Senja, Peralihan, Menuju Terang

Peralihan senja menuju petang
Oleh: Rochmat Mulyadi

Mentari sudah mulai tenggelam, tapi cahaya itu masih tetap bersinar, sinarnya semakin malam semakin terang, semakin benderang, dan semakin menerangi ruangan disekitarnya.  Namanya senja, tapi senja ini amatlah berbeda dari senja biasanya, suatu keadaan yang tidak bisa ditangkap hanya dengan penalaran tingkat rendah.  Sepoi angin turut memeriahkan kedatangannya, diiringi dengan hawa dingin yang menusuk kulit hingga menyentuh permukaan putihnya tulang bahkan terasa seperti menembus lebih dalam, semakin dalam, dalam… dalam… dan.. tidur! (alah gak nyambung).

Aroma tanah kadang terbawa ketika hembusan angin masuk ke dalam ruangan ini, kursi goyang bergerak dengan sendirinya, lukisan dinding berwajah manusia itu seperti melirik ke kiri dan ke kanan dengan tatapan tajam, sinis.  Di luar, burung mulai meninggalkan singgasananya, pulang dari peraduan kerasnya kehidupan bumi, dengan membawa santapannya, kembali berkumpul bersama sanak keluarga, menghidupi anak, menjaga, hingga menghasilkan generasi baru.  Pohon itu senantiasa setia menaungi kehidupan keluarga Aves.

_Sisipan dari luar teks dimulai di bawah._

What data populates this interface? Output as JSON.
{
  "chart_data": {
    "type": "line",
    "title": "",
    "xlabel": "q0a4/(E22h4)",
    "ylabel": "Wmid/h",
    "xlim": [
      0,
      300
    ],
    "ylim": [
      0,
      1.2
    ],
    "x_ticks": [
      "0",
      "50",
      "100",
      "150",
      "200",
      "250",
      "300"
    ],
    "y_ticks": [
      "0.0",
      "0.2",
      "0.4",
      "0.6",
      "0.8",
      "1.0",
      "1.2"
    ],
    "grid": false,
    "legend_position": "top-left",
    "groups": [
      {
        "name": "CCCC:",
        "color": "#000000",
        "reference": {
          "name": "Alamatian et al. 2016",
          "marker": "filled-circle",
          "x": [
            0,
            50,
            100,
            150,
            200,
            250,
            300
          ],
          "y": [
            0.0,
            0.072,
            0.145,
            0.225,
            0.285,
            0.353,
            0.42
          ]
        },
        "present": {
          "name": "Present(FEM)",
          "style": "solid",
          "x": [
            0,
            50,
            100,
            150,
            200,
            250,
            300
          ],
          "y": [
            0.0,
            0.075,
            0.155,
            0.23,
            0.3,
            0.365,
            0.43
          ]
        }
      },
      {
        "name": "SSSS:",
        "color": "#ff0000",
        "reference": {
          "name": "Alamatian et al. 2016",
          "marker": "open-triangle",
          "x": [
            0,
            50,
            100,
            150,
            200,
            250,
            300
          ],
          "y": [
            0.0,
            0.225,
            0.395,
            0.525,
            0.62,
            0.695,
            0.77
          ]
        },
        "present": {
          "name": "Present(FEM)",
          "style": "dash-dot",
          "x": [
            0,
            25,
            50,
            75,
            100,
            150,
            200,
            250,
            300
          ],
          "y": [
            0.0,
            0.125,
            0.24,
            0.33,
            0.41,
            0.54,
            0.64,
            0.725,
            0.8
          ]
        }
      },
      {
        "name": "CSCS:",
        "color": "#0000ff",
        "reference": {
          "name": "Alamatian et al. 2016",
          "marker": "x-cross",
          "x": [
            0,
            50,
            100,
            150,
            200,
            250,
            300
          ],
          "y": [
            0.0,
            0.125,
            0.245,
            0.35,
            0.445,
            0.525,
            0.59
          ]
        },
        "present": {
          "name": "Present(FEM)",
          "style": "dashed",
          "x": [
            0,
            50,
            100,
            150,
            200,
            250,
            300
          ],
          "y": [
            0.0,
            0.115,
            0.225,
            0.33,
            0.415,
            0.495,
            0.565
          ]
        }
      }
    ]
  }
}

Senja perlahan pergi seiring berjalannya waktu, mendekati waktu petang, manusia indah itu baru jua hadir.  Akhir senja mengiringi kedatangannya, perpindahan waktu itu membuat momen itu tampak klasik.  Kehadirannya benar melawan, menutup fungsi dari mentari.  Orang bilang jangan ditentang, takut berturut jalan tak berintis.  Manusia itu benar menyinari ruangan. Senja yang beralih ke petang hingga memasuki waktu malam tampak dihiraukan karena kehadirannya.  Dia cantik, dia manis, dia baik, dia cerdas, dia diselimuti penutup aurat itu, orang bilang tudung namanya, membuat semuanya tampak bersinar dan mengalahkan dari indahya mentari.


Peralihan momentum, klasik.  semakin jauh dari senja, manusia itu tetap, nyalar bersinar. Akhir senja, hembusan angin berkurang, nyiur mulai berhenti melambai, ah… momen peralihan ini sangat nyaman dinikmati.